Atypical chronic myeloid leukaemia: A case of an orphan disease—A multicenter report by the Polish Adult Leukemia Group

Atypical chronic myeloid leukaemia (aCML) belongs to myelodysplastic/myeloproliferative neoplasms. Because of its rarity and changing diagnostic criteria throughout subsequent classifications, data on aCML are very scarce. Therefore, we at the Polish Adult Leukemia Group performed a nationwide survey on aCML. Eleven biggest Polish centres participated in the study. Altogether, 45 patients were reported, among whom only 18 patients (40%) fulfilled diagnostic criteria. Among misdiagnosed patients, myelodysplastic/myeloproliferative syndrome unclassifiable and chronic myelomonocytic leukaemia were the most frequent diagnoses. Thirteen patients were male, median age 64.6 years (range 40.4‐80.9). The median parameters at diagnosis were as follows: white blood cell count 97 × 109/L (23.8‐342) with immature progenitors amounting at 27.5% (12‐72), haemoglobin 8.6 g/dL (3.9‐14.9), and platelet count 66 × 109/L (34‐833).

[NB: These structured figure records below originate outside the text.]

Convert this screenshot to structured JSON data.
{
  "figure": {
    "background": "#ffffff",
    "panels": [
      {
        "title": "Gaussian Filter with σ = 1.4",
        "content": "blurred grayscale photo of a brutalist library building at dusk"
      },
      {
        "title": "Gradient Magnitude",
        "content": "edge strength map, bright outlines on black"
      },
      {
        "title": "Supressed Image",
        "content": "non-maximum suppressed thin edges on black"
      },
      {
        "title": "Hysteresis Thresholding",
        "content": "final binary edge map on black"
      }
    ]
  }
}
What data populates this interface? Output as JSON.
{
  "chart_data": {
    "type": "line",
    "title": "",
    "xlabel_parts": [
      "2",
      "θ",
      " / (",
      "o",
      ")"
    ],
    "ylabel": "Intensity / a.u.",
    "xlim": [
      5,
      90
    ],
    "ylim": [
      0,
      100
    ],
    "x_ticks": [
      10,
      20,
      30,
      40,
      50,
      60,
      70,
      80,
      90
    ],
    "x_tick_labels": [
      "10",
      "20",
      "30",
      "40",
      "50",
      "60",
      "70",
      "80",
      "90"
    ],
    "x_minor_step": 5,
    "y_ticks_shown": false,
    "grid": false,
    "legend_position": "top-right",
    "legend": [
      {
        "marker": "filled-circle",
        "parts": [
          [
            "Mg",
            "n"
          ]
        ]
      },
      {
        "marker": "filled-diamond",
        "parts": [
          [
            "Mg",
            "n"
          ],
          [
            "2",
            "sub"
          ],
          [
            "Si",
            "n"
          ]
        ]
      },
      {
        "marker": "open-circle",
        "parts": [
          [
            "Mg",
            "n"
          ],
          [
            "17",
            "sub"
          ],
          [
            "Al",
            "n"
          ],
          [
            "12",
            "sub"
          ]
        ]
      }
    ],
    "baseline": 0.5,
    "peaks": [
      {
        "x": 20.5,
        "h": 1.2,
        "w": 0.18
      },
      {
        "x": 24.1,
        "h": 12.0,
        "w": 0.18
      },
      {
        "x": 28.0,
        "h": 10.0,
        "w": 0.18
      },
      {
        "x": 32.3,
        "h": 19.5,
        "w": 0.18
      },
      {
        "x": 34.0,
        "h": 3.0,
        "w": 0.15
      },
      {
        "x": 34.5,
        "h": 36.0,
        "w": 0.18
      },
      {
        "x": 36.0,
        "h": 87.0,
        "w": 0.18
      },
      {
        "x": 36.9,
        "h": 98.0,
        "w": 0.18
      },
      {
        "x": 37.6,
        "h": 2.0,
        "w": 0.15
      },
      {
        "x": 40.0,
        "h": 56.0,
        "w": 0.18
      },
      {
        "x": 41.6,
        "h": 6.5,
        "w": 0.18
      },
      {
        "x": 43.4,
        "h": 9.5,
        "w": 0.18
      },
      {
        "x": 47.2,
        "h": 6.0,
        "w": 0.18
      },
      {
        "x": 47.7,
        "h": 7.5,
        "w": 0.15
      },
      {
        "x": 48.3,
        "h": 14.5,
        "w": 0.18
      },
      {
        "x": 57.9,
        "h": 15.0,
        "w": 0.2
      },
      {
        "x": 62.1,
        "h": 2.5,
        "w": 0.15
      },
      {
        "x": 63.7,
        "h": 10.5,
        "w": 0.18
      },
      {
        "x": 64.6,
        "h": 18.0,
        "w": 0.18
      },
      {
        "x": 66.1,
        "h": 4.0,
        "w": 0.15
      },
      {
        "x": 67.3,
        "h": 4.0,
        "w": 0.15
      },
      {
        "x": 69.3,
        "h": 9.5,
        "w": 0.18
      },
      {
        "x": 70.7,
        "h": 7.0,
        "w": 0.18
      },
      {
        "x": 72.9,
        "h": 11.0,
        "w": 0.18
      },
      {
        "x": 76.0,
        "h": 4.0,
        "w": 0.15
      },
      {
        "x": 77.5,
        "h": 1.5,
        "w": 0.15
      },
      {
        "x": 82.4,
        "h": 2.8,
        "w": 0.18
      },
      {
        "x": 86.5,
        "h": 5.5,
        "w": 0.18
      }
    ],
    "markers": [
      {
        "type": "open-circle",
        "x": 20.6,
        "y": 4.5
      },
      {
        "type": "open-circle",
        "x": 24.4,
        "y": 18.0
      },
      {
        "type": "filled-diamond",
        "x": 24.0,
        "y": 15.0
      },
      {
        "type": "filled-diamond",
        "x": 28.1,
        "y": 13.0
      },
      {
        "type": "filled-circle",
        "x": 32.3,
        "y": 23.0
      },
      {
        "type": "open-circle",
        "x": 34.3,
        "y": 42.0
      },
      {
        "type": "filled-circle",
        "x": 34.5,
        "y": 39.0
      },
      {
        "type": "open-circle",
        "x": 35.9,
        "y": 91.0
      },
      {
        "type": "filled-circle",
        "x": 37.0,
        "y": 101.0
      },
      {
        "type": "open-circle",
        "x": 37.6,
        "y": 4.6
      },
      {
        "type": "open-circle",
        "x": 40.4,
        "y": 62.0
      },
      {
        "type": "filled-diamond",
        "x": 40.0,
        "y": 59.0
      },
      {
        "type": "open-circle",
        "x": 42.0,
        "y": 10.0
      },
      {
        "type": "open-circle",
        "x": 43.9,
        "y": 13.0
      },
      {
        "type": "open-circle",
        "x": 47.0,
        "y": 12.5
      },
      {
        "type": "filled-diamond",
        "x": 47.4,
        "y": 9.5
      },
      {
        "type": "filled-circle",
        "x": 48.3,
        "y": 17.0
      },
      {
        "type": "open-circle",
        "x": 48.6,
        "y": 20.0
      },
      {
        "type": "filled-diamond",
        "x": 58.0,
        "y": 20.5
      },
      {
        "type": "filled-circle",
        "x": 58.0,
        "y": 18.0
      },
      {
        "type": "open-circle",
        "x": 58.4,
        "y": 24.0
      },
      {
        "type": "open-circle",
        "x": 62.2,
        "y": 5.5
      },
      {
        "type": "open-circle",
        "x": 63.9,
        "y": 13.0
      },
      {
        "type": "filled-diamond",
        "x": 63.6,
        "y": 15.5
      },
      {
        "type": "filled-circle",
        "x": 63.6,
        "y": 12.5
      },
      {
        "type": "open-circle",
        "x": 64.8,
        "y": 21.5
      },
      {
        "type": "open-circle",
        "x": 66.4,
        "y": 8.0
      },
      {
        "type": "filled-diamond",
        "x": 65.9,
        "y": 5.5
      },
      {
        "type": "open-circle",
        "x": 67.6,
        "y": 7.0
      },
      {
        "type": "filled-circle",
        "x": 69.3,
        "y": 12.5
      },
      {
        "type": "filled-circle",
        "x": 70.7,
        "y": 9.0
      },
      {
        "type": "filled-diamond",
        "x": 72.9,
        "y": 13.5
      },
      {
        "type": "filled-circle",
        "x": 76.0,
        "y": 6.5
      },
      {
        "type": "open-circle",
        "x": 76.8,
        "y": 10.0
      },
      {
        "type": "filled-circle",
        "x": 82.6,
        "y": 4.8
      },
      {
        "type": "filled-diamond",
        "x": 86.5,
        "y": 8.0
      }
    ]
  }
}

Cytoreductive treatment was used in all patients, and 2 patients underwent allogeneic hematopoietic stem cell transplantation. The median overall survival was 14.1 months (95% CI, 7.2), with median acute myeloid leukaemia‐free survival of 13.3 months (95% CI, 3.6‐22.6). Cumulative incidence of acute myeloid leukaemia transformation after 1 year in aCML group was 12.5% (95% CI, 0%‐29.6%). To conclude, aCML harbours a poor prognosis. Treatment options are limited, with allogeneic hematopoietic stem cell transplantation being the only curative method at present, although only a minority of patients are transplant eligible. Educational measures are needed to improve the quality of diagnoses.